The Commissioner has also issued a 12-step guide, The GDPR and You (download here). The guide makes it clear that the main concepts and principles of the GDPR are much the same as those in current Irish legislation. However, the GDPR introduces new elements and significant enhancements. The new and enhanced elements include:

  • Fines of up to €20m or 4% of global turnover for breaches of the Regulation;
  • The right of data subjects to access and to require the data controller to provide copies of data free of charge and in electronic format. This has been described as “a dramatic change”;
  • The right to be forgotten after the data is no longer relevant to the original purposes for which it was obtained.

The Commissioner advises that organisations should immediately start preparing for the implementation of the Regulation. While the responsibility for this will fall on the organisations’ data controllers, as is clear from the Commissioner’s annual reports over the years there are areas where data protection impacts on the health and safety function. Over the years the Commissioner has issued decisions on insurance claims files, private investigators, CCTV, accident report forms.

Speaking at an IOSH event in 2012, the former Data Protection Commissioner, Billy Hawkes, spoke about the application of data protection to health and safety. Among the issues Mr Hawkes spoke about were CCTV monitoring, taking photos, health data, drug testing, tracking devices in vehicles and information for insurers.

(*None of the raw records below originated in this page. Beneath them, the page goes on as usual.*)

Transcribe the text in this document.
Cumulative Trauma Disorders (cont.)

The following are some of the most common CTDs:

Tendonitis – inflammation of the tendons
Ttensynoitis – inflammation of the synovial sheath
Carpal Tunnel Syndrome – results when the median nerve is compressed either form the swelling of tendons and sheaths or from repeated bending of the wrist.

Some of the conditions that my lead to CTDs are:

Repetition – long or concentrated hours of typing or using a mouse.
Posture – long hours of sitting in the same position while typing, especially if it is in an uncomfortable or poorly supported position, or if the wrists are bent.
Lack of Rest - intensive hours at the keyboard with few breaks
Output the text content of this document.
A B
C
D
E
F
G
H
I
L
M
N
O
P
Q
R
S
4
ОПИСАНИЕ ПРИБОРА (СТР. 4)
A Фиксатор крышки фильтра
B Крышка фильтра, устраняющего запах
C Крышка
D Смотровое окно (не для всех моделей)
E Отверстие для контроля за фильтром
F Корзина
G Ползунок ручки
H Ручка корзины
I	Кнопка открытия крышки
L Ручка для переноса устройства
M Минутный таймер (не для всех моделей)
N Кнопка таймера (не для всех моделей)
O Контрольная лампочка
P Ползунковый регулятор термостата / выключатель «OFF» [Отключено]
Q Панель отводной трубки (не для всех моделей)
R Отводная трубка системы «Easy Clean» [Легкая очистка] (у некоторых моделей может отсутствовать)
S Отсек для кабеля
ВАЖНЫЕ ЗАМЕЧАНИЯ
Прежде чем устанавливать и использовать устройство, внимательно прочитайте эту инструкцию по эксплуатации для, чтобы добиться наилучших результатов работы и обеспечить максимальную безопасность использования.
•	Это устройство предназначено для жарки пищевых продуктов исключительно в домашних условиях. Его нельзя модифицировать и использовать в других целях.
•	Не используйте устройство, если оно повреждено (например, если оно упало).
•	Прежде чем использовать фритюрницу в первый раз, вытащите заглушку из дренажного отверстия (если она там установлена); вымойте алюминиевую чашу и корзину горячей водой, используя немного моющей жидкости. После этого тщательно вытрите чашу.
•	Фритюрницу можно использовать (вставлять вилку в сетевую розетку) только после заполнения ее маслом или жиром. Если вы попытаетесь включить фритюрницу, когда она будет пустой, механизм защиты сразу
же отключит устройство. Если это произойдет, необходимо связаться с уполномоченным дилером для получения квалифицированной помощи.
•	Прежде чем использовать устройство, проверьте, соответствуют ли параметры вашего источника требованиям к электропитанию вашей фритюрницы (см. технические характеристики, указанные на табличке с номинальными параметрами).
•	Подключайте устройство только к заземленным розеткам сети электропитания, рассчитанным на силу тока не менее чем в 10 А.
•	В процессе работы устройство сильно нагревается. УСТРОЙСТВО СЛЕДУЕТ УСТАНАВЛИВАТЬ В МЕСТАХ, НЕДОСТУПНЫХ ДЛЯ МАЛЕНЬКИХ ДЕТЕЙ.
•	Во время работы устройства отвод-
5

Relevant Provisions of the GDPR
Responding to queries from HSR regarding the impact of the GDPR, the office of the Data Protection Commissioner advises that Mr Hawkes’ remarks remain relevant. It also draws attention to some provisions of the GDPR, which it believes health and safety advisors should be aware of.

Data protection officer
Article 37 outlines the circumstances under which an organisation may be required to appoint a data protection officer (DPO). The Commissioner advises that safety advisors liaise with DPOs to get advice on data issues that arise. It should, the Commissioner points out, be noted that if there are breaches, reporting to the Data Protection Commissioner will be mandatory. For example, if a safety advisor misplaces records containing personal data while out on an inspection, this will become a reportable breach unless the company can be sure it is unlikely to result in a risk to employee’s data protection rights.

Record keeping
Under article 30, many organisations will be required to maintain records of their data processing activities. Where safety advisors are keeping records containing employee personal data (e.g. routine safety checks or training records), they should be aware that this type of data processing needs to be included in the overall data processing record.

Transparency
The GDPR emphasises the importance of transparency. The Commissioner advises that where personal data is processed for health and safety reasons, data controllers should make sure adequate information is provided to employees.

Information to data subjects
Employers, as data controllers, should ensure employees are fully informed where personal data is processed in accordance with a health and safety policy or procedures.